Direttamente dalla regina Elisabetta?

"Sì, sono stato nominato Cavaliere dell’Ordine dell’Impero Britannico per meriti sportivi. Era inevitabile che accadesse (sorride). Come sappiamo, la regina è una grande appassionata di cavalli da corsa e lei stessa possiede una scuderia storica".

Il suo collega Lester Piggot, però, fu nominato Baronetto...

"Buon per lui".

Che impressione le ha fatto ricevere quell’attestato dalla mani di un personaggio tanto importante e celebrato?

"Avevo già incontrato la regina in altre occasioni quando aveva voluto complimentarsi con me dopo importanti vittorie ottenute ad Ascot o a Epsom o a Newmarket. È una donna molto gentile. Le si illuminano gli occhi quando può parlare di cavalli".

Frankie, lei vive da molti anni a Newmarket dove ha sposato l’inglese Kathryn, e ha avuto cinque figli….

"Già tutti fidanzati!"

La domanda è un’altra: dopo una vita vissuta nel Regno Unito quanto si sente ancora italiano?

"Al cento per cento".

Quindi si sente più repubblicano che monarchico….

"È una cosa diversa.

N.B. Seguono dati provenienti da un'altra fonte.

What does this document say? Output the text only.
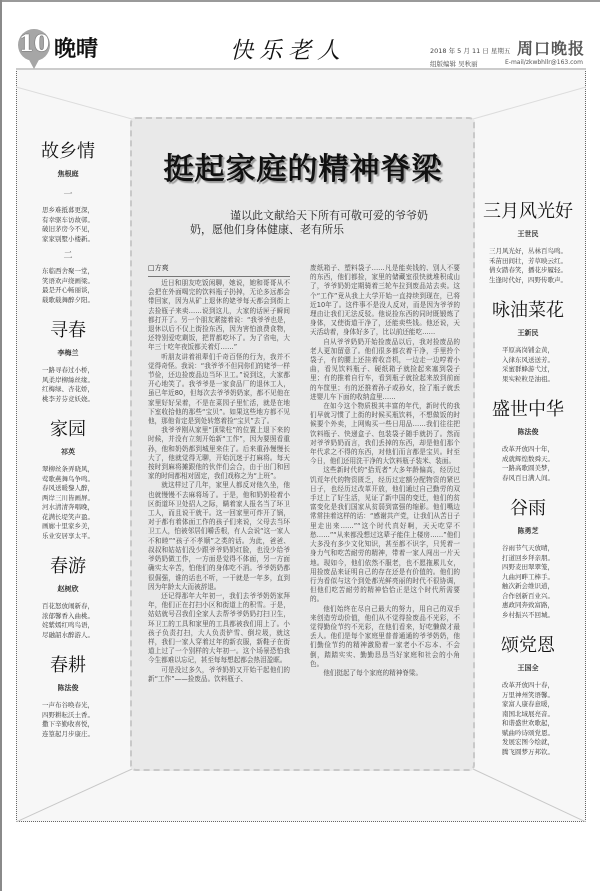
10 晚晴	快乐老人	2018 年 5 月 11 日 星期五
组版编辑 吴秋丽
周口晚报
E-mail/zkwbhllr@163.com
故乡情
焦根庭
一
思乡难抵暮更深，
有幸驱车访故邨。
破旧茅房今不见，
家家别墅小楼新。
二
东临西舍聚一堂，
笑语欢声绕画梁。
最是开心畅丽谈，
载歌载舞醉夕阳。
寻春
李梅兰
一路寻春过小桥，
风柔岸柳絲丝缘。
红梅绿、杏花娇，
桃李芳芬竞妖娆。
家园
祁英
翠柳丝条弄晓风，
莺歌燕舞鸟争鸣。
春风送暖黎人醉，
两岸三川皆画屏。
河水清清奔唱晚，
花满长堤笑声盈。
画廊十里家乡美，
乐业安居享太平。
春游
赵树欣
百花怒放闹新春，
浓郁馨香入曲桃。
姹紫嫣红鸣鸟语，
尽融韶水醉游人。
春耕
陈法俊
一声布谷唤春光，
四野耕耘沃土香。
撒下辛勤收喜悦，
连篁起月步康庄。
三月风光好
王世民
三月风光好，丛林百鸟鸣。
禾苗田间壮，芳草映云红。
倩女踏春笑，播花步履轻。
生逢时代好，四野传歌声。
咏油菜花
王新民
平原高岗铺金黄，
入律东风送送芳。
采蜜群蜂游弋过，
果实粒粒是油祖。
盛世中华
陈法俊
改革开放四十年，
成就辉煌数舜天。
一路高歌圆美梦，
春风百日满人间。
谷雨
陈勇芝
谷雨节气天放晴，
打道回乡拜亲朋。
四野麦田翠翠笼，
九曲河畔工棒手。
触次新会维识道，
合作创新百业兴。
惠政同奔致富路，
乡村振兴不回城。
颂党恩
王国全
改革开放四十春，
万里神州笑语馨。
家富人康春意暖，
南国北域展亮音。
和谐盛世欢歌起，
赋曲吟诗颂党恩。
发展宏图今绘就，
腾飞圆梦万邦钦。
挺起家庭的精神脊梁
谨以此文献给天下所有可敬可爱的爷爷奶奶，愿他们身体健康、老有所乐
□方爽

近日和朋友吃饭闲聊，她说，她和哥哥从不会把在外面喝完的饮料瓶子扔掉，无论多远都会带回家，因为从矿上退休的姥爷每天都会到街上去捡瓶子来卖……说到这儿，大家的话匣子瞬间都打开了。另一个朋友紧接着说：“我爷爷也是，退休以后不仅上街捡东西，因为害怕浪费食物，还特别爱吃剩饭，把胃都吃坏了。为了省电，大年三十吃年夜饭都关着灯……”

听朋友讲着祖辈们千奇百怪的行为，我并不觉得奇怪。我说：“我爷爷不但同你们的姥爷一样节俭，还边捡废品边当环卫工。”说到这，大家都开心地笑了。我爷爷是一家食品厂的退休工人，虽已年近80，但每次去爷爷奶奶家，都不见他在家里好好呆着，不是在菜园子里忙活，就是在地下室收拾他的那些“宝贝”。如果这些地方都不见他，那他肯定是到处转悠着捡“宝贝”去了。

我爷爷刚从家里“顶梁柱”的位置上退下来的时候，并没有立刻开始新“工作”，因为要照看重孙，他和奶奶都到城里来住了。后来重孙慢慢长大了，他就觉得无聊，开始沉迷于打麻将。每天按时到麻将摊跟他的伙伴们会合，由于出门和回家的时间都相对固定，我们戏称之为“上班”。

就这样过了几年，家里人都反对他久坐，他也就慢慢不去麻将场了。于是，他和奶奶检着小区街道环卫处招人之际，瞒着家人报名当了环卫工人，而且说干就干。这一回家里可炸开了锅，对于都有着体面工作的孩子们来说，父母去当环卫工人，怕被邻居们嚼舌根，有人会说“这一家人不和睦”“孩子不孝顺”之类的话。为此，爸爸、叔叔和姑姑们没少跟爷爷奶奶红脸，也没少给爷爷奶奶做工作，一方面是觉得不体面，另一方面确实太辛苦，怕他们的身体吃不消。爷爷奶奶都很倔强，谁的话也不听，一干就是一年多，直到因为年龄太大而被辞退。

还记得那年大年初一，我们去爷爷奶奶家拜年，他们正在打扫小区和街道上的积雪。于是，姑姑就号召我们全家人去帮爷爷奶奶打扫卫生，环卫工的工具和家里的工具都被我们用上了。小孩子负责打扫，大人负责铲雪、倒垃圾，就这样，我们一家人穿着过年的新衣服，新鞋子在街道上过了一个别样的大年初一。这个场景恐怕我今生都难以忘记，甚至每每想起都会热泪盈眶。

可是没过多久，爷爷奶奶又开始干起他们的新“工作”——捡废品。饮料瓶子、

废纸箱子、塑料袋子……凡是能卖钱的、别人不要的东西，他们都捡，家里的储藏室很快就堆积成山了，爷爷奶奶定期骑着三轮车拉到废品站去卖。这个“工作”竟从我上大学开始一直持续到现在，已将近10年了。这件事不是没人反对，而是因为爷爷的理由让我们无法反驳。他说捡东西的同时既锻炼了身体，又使街道干净了，还能卖些钱。他还说，天天活动着，身体好多了，比以前还能吃……

自从爷爷奶奶开始捡废品以后，我对捡废品的老人更加留意了。他们很多都衣着干净，手里拎个袋子，有的腰上还挂着收音机，一边走一边哼着小曲，看见饮料瓶子、硬纸箱子就捡起来塞到袋子里；有的推着自行车，看到瓶子就捡起来放到前面的车筐里；有的还推着孙子或孙女，捡了瓶子就丢进婴儿车下面的收纳盒里……

在如今这个物质极其丰富的年代，新时代的我们早就习惯了上街的时候买瓶饮料，不想做饭的时候要个外卖，上网购买一些日用品……我们往往把饮料瓶子、快递盒子、包装袋子随手就扔了。然而对爷爷奶奶而言，我们丢掉的东西，却是他们那个年代求之不得的东西，对他们而言都是宝贝。时至今日，他们还用洗干净的大饮料瓶子装米、装面。

这些新时代的“拾荒者”大多年龄偏高，经历过饥荒年代的物资匮乏，经历过定额分配物资的紧巴日子，也经历过改革开放，他们通过自己勤劳的双手过上了好生活，见证了新中国的变迁，他们的贫富变化是我们国家从贫弱到富强的缩影。他们嘴边常常挂着这样的话：“感谢共产党，让我们从苦日子里走出来……”“这个时代真好啊，天天吃穿不愁……”“从来都没想过这辈子能住上楼房……”他们大多没有多少文化知识，甚至都不识字，只凭着一身力气和吃苦耐劳的精神，带着一家人闯出一片天地。现如今，他们依然不服老，也不愿拖累儿女，用捡废品来证明自己的存在还是有价值的。他们的行为看似与这个到处都光鲜亮丽的时代不很协调，但他们吃苦耐劳的精神恰恰正是这个时代所需要的。

他们始终在尽自己最大的努力，用自己的双手来创造劳动价值，他们从不觉得捡废品不光彩，不觉得勤俭节约不光彩，在他们看来，好吃懒做才最丢人。他们是每个家庭里普普通通的爷爷奶奶，他们勤俭节约的精神激励着一家老小不忘本、不会倒，踏踏实实、勤勤恳恳当好家庭和社会的小角色。

他们挺起了每个家庭的精神脊梁。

In Italia la repubblica è un’istituzione ancora recente, nata dopo una guerra civile e un referendum che a suo tempo spaccò in due il Paese. In Inghilterra la monarchia è la vita di tutti i giorni, è la vita di tutti, da sempre. Ecco perché il movimento repubblicano qua è irrilevante".

Vota wigh o tory?

"Non voto. Valuto soltanto i comportamenti dei partiti. Ad esempio, sono stato molto ostile alla Brexit e sono ancora contrario a questa scelta, che infatti ci sta creando molti problemi. E tanto più ne crea a me che devo spostarmi nei vari Paesi del mondo per motivi professionali".

Domenica, dopo avere vinto la Dubai World Cup, Dettori è rientrato in Toscana per partecipare al premio "Pisa", lo storico Gran Premio che si disputa ogni anno, dal 1885, a San Rossore. E, manco a dirlo, ha vinto. Cosa significa questo successo?

"Ha significato moltissimo, più di quanto il pubblico possa pensare. È una questione di sentimento, diciamo pure di nostalgia. Io ho praticamente iniziato la mia carriera nelle scuderie della società di corse Alfea fra Barbaricina e San Rossore. Giunsi qua a 14 anni per cercare di imparare il mestiere. L’allenatore si chiamava Tonino Verdicchio, l’artiere che mi seguiva ogni giorno era Pietro Moretti che tutti chiamavano Cipolla. Tornando a San Rossore ho ritrovato tanti vecchi amici di allora, che erano ragazzi come me".

Dai tempi di Cipolla ne ha fatta di strada…

"Molta, lo riconosco, sia pure con alterne fortune come sempre accade nella vita di ogni uomo, io credo".

Lei ha 52 anni, Camici montò fino a 57, Piggot fino a 58. Qual è la sua dead line. Poi pensa di fare l’allenatore?

"Non mi sono posto alcun limite. Ed è certo, comunque, che non farò l’allenatore: non ho la pazienza giusta per fare quella professione".